Di samping itu, senggama di tamat malam telah barang tentu dilakukan sesudah tidur, dan bacin verbal pun telah berganti tidak lezat, sehingga dikhawatirkan akan mendatangkan rasa jijik dan berkurangnya gairah untuk memadu cinta kasih. AKibatnya, senggama dilaksanakan hanya bertujuan senggama lainnya tidak. Padahal maksud dan tujuan senggama tidaklah demikian, yakni untuk menanamkan rasa ulfah dan mahabbah, rasa damai dan cinta, serta mencintai selaku buah asmara yang tertanam didalam lubuk hati suami istri.
Pendapat tersebut ditentang oleh Imam Al Ghazali. Beliau berpendapat, bahwa senggama di permulaan malam yaitu makruh, alasannya adalah orang (setelah bersenggama) akan tidur dalam kondisi tidak suci. Sehubungan dengan usulan Al Ghazali ini, Syekh pe-nazham mengingatkan melalui nazham-nya: waqiila bil-‘agresi (usulan lain menyampaikan sebalinya). Akan namun, pendapat yang masyhur ialah pada permulaan malam, sebagaimana yang disampaikan pe-nazham: wa awwalun syuhir (maka yang permulaan itulah yang diisytiharkan)

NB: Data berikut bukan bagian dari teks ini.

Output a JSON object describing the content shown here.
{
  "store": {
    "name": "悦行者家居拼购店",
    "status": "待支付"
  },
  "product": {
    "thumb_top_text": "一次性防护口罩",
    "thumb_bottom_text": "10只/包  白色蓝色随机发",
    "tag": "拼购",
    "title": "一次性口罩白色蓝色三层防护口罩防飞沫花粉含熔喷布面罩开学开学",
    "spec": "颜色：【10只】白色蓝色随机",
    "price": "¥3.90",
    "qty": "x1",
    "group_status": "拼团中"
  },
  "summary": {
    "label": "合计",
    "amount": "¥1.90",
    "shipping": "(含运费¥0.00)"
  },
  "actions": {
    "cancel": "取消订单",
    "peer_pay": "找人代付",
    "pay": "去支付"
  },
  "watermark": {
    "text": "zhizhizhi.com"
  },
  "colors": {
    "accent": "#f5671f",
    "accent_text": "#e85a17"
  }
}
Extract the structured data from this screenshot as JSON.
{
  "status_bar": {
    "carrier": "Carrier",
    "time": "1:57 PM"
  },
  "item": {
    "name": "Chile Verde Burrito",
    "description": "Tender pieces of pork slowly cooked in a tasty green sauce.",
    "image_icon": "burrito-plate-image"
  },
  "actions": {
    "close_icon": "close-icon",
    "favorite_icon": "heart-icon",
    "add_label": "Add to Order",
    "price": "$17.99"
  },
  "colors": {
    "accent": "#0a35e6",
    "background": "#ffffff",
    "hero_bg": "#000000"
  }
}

Selanjutnya, syekh pe-nazham menerangkan beberapa malam, dimana disunahkan di dalamnya melakukan senggama, sebagaimana diuraikan pada bait nazham berikut ini:
“Senggama di malam Jum’at dan senin betul-betul di sunahkan, alasannya adalah keistimewaan malam itu tidak disangsikan.”